When modifying this output to be simply values, the basic decision operator that is the main generating element of real models - which is very complicated in a game-theoretic setting - becomes very simple and does nothing but shuffle values around, in particular forwarding the relevant payoff out of the top boundary to the optimiser. The code for that can be seen here. The reason for doing it this way is that the optimiser then lives outside of the open games framework, which means it can use unboxed arrays and other tricks in order to squeeze enough speed out of Haskell.

Learning in practice

For the past 6 months we have been working with a major airline on a pilot research project ¹ on strategic, competitor-aware dynamic pricing using this technology.

The game part of our model is a market, and the reason that compositional game theory is such a good fit is that the market for airline tickets has significant natural compositional structure due for example to connecting flights. This is precisely the point where we expect that our methodology will outperform traditional modelling. There is at least an entire blog post of things to say about this point alone, but that post will come later.

There are two very different ways we can proceed from there. The first way we can use it is to fix the strategy of one competitor (in our model a strategy is a policy for how a price varies dynamically over a time period) and then learn an optimal response for the other competitor. This puts us in a traditional dynamic programming setting, which is important because we get very strong convergence guarantees.

The other way to use it is to simultaneously learn both policies by multiagent RL, starting from some initial policies. This is another point where there is an entire blog post worth of things to say, but in short, there are few convergence guarantees but our experience is that the method usually works very well in practice. Fortunately, the complex issues we face here are not made any more difficult by using compositional game theory, so there is a lot of existing knowledge on multiagent learning that we can draw on.

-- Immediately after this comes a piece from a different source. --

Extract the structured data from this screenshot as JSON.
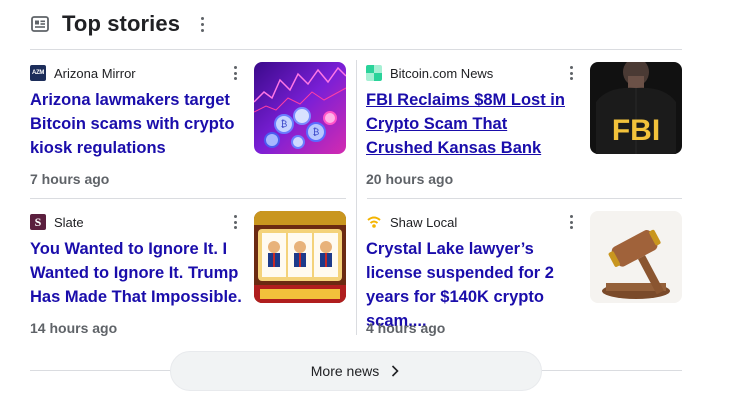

All of this is to say that what I’ve been writing in this post is only one part of a much bigger research topic that includes significant amounts of computer science and economics (and I haven’t even mentioned the data science part). This very much fits into my overall vision for applied category theory as a field, where category theory makes its one contribution (ie. bringing compositionality to a new domain) and then exits the picture.

Pun unintentional but unavoidable ↩